L'occasion pour le quinquagénaire de revenir sur sa première saison dans les rangs de l'équipe italienne: "il y a un an, j'étais face à un vrai défi car je suis arrivé assez tard et il y avait énormément de choses à gérer, à comprendre, à découvrir en quelques semaines (...) mais aujourd'hui, je suis dans une situation beaucoup plus confortable", poursuit-il, trois semaines après le dernier Grand Prix de la saison.
Arrivé chez Ferrari début janvier - après quatre saisons passées à la tête de l'écurie Alfa Romeo-, Vasseur a d'emblée cultivé l'espoir de redonner à l'écurie la plus titrée de l'histoire de la F1 ses lettres de noblesse, elle qui espère un titre depuis 2007 chez les pilotes (Kimi Räikkönen) et depuis 2008 chez les constructeurs.
Des espoirs qui ont toutefois très vite été douchés à l'entame de la saison. Et pour cause: loin derrière Red Bull, championne en titre chez les constructeurs, qui a rapidement pris les commandes du championnat, Ferrari a longtemps peiné à faire honneur à son statut de vice-championne 2022.
- "Bonne attitude" -
"Tout le monde m'a disait +tu verras, chez Ferrari on commence bien chaque saison et puis ça se dégrade+", se souvient le Français. "Après Jeddah (théâtre du GP d'Arabie Saoudite, deuxième rendez-vous de la saison, ndlr) ou Melbourne (GP d’Australie, troisième manche) (...) je me suis dit que si cela était la bonne partie de la saison, nous allions avoir de gros problèmes". Lors de ces deux GP, Ferrari n'a jamais fait mieux que 6e.
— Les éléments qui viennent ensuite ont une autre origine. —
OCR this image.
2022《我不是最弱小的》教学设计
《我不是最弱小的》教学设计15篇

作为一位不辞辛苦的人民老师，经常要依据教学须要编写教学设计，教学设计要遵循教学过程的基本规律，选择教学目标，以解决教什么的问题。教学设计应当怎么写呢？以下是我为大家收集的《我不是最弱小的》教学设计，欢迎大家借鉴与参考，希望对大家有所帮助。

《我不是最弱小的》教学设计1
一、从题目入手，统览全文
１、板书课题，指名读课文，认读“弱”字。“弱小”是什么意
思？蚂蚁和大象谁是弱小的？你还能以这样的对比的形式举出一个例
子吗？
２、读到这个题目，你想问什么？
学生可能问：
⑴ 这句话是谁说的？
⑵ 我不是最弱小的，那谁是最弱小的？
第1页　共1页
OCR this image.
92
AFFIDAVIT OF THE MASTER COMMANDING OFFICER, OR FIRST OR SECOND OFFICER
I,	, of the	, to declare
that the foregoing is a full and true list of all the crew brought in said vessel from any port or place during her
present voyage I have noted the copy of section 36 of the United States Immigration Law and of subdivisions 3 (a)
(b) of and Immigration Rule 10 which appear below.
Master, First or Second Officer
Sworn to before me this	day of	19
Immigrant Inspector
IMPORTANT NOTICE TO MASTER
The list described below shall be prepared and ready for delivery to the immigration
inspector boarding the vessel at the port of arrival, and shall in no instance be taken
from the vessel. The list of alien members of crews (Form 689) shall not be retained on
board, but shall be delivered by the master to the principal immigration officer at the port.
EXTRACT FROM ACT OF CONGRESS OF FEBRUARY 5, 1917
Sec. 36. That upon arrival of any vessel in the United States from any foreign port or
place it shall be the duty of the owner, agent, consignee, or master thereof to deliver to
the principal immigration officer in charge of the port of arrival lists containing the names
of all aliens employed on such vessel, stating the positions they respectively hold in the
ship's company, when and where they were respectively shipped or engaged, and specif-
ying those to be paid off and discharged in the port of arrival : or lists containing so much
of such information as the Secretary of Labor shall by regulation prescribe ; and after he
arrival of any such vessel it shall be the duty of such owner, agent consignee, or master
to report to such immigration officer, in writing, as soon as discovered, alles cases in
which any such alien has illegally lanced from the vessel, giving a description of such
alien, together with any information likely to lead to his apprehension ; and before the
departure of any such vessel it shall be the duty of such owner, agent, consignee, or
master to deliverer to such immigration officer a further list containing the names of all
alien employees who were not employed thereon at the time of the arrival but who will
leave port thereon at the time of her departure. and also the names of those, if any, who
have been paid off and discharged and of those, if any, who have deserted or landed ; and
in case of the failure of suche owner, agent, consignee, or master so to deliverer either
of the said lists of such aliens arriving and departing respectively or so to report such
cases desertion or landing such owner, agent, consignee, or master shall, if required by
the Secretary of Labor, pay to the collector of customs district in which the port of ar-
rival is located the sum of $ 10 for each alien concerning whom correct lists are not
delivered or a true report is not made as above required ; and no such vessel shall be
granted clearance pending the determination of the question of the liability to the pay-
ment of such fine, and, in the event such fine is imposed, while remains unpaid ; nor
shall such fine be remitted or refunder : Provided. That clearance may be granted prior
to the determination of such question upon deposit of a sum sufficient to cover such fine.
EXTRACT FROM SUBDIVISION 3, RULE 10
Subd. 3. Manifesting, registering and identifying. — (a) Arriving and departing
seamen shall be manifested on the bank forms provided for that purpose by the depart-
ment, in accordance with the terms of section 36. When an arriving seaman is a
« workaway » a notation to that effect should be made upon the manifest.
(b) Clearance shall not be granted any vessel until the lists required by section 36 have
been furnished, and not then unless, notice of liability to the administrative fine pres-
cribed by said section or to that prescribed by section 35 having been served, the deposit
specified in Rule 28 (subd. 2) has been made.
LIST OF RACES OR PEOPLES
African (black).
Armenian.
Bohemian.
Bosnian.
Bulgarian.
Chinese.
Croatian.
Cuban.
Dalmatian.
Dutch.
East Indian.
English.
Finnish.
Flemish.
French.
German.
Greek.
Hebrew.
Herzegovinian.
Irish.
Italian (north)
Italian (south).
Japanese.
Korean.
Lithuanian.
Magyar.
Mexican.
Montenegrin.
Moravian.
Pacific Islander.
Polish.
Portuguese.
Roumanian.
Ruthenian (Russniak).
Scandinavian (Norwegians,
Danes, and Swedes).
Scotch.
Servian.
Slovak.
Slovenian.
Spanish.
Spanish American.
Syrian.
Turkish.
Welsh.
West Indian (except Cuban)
"Personne ne peut être satisfait de ce que nous avons fait en début de saison", concède-t-il. "Nous avons eu trop de problèmes de fiabilité et j'ai été le premier à être contrarié par cela - et par les performances aussi".
"Mais nous avons été capables de réagir", se félicite-t-il aussi. "Nous étions conscients de la situation et de la faiblesse de la voiture, mais nous avons eu une bonne attitude, nous avons agi pas à pas".
Une attitude - et des améliorations apportées sur la SF-23 - qui ont permis à la Scuderia de remonter progressivement la pente après la trêve estivale, terminant troisième du GP d'Italie chez elle, à Monza, grâce à son pilote Carlos Sainz.
L'Espagnol qui, deux semaines plus tard, a offert à l'équipe sa première victoire de la saison, à Singapour, mettant fin à la série record de 15 victoires d'affilée de Red Bull (qui a remporté 21 des 22 GP de la saison).
"Nous avons été un peu plus agressifs et cela a porté ses fruits", constate également de patron.
- Pression "positive" -
Finalement troisième du championnat constructeurs juste derrière Mercedes à l'issue d'une saison outrageusement dominée par Red Bull et son champion Max Verstappen, Ferrari doit désormais se concentrer sur elle-même pour 2024 défend Vasseur, même s'il s'agit "toujours d'une question de comparaison".
Loin de vouloir "se focaliser sur Red Bull", le responsable explique qu'il y aura "une sorte de convergence des performances" entre les équipes. "Avec la stabilité du règlement, il sera probablement de plus en plus difficile pour Red Bull de faire la même chose que cette saison".
En 2024, Vasseur continuera de s'appuyer sur le Monégasque Charles Leclerc et sur Sainz. Non sans une once de pression de la part des supporters italiens.
"Chez Ferrari, ce qui est différent (des autres équipes, ndlr), c'est que la pression vient plus de l'extérieur, elle vient plus des tifosi", reconnaît-il. "Mais c'est quelque chose de très positif".
Des tifosi qui devront patienter jusqu'au 21 février pour voir "leur" Ferrari 2024 prendre la piste - à l'occasion des essais hivernaux à Bahreïn, théâtre du GP inaugural de la saison qui livrera son premier verdict, le 2 mars.